Паша была озадачена. Монастыри везде были разорены и закрыты. Кругом разруха, произвол, насилие, голод. Она всегда жила бедно, трудно, но такого светопреставления никогда не видела. Одной остаться
– Николай, мне нужно время, чтобы привыкнуть снова к мирской жизни, надеюсь, ты понимаешь, – сказала Паша, пряча глаза.
– Пашенька, конечно, я понимаю, милая. Еще как понимаю. Поэтому торопить не буду, пока сама не решишь, что готова стать женой, – с готовностью откликнулся Николай, – я бороду сбрею, вот тебе крест! – засмеялся он.
– Если сможешь ждать, я согласна жить в твоем доме, и твой мальчик будет жить в добре, любви и заботе. Но не гостьей войду в твой дом, а женой. Повенчаемся сразу, батюшка сказал, где его найти в случае крайней надобности. А там, как Бог даст. Иначе – никак.
– Голубушка ты моя! Спасибо тебе! Сколько нужно, столько и буду ждать, я покладистый. Как скажешь, так и будет. Ты не пожалеешь, Паша.
На следующее утро Паша едва узнала вчерашнего бородача. Без густой бороды Николай выглядел совсем не старым, и глаза стали будто еще светлее и лучистее. Открылось приятное лицо с волевыми чертами: прямым носом, твердым подбородком, четко очерченными, слегка пухлыми губами.
Так Николай и Паша зашагали по жизни вместе, в одном направлении и жили душа в душу. Вырастили и Степана, сына Николая, и родили еще троих общих детей: Вячеслава, Магдалину и Эмилию. Имена дали необычные, даже диковинные, не встречающиеся ни в этой округе, ни в какой другой за сто верст, – так велел чудом уцелевший священник, живущий в жуткой глуши. Тот самый, который венчал их. То не удавалось Паше выносить ребенка, то ребенок умирал сразу после рождения. Они похоронили четверых младенцев, очень печалились, но детки, которых назвали так витиевато по совету батюшки, чудом выжили и выросли. Мама Киры потом смеясь говорила, что у нее, как у щенка, много кличек. По паспорту ее звали Магдалина, имени этого не было в святцах, поэтому крещена была как Ангелина, и это было ее любимое имя, а в жизни, для сослуживцев, приятельниц – просто Аля.

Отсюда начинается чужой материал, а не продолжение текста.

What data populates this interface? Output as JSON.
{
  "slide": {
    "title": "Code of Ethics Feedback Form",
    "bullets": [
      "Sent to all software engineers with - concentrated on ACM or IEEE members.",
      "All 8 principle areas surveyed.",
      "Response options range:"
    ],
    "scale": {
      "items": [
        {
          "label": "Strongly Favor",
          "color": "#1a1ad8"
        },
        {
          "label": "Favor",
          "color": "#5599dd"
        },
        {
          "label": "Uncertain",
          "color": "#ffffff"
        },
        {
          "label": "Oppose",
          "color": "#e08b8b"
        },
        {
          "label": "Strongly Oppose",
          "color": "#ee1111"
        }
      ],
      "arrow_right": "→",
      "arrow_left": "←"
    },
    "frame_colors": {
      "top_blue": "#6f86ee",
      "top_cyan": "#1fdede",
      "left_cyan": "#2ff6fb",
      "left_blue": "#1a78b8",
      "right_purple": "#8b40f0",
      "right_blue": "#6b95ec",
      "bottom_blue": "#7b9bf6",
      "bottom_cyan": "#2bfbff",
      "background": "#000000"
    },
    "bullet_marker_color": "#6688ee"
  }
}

Зимой бабушка Паша стала вести себя странно. Кира по-прежнему ходила с ней в церковь, как раньше, но бабушка вдруг стала жаловаться подружкам, что она очень голодная, что не ела уже несколько дней. Кира недоумевала, как же так? Она-то знала, что это неправда, они же с бабушкой едят за одним столом! Каждый день, по несколько раз в день! Непонятно. Новости о голодной бабушкиной жизни дошли до мамы Киры. Сердобольная соседка спросила Ангелину, не стыдно ли ей не кормить свою мать, добавив, что старушка, ходит по соседям и просит еду. Гром среди ясного неба. Ангелина беззвучно плакала, спрашивая бабушку, почему же она так поступает, на что бабушка не могла ничего объяснить, только смотрела в ответ жалостным, непонимающим взглядом и пожимала острыми, худенькими плечами.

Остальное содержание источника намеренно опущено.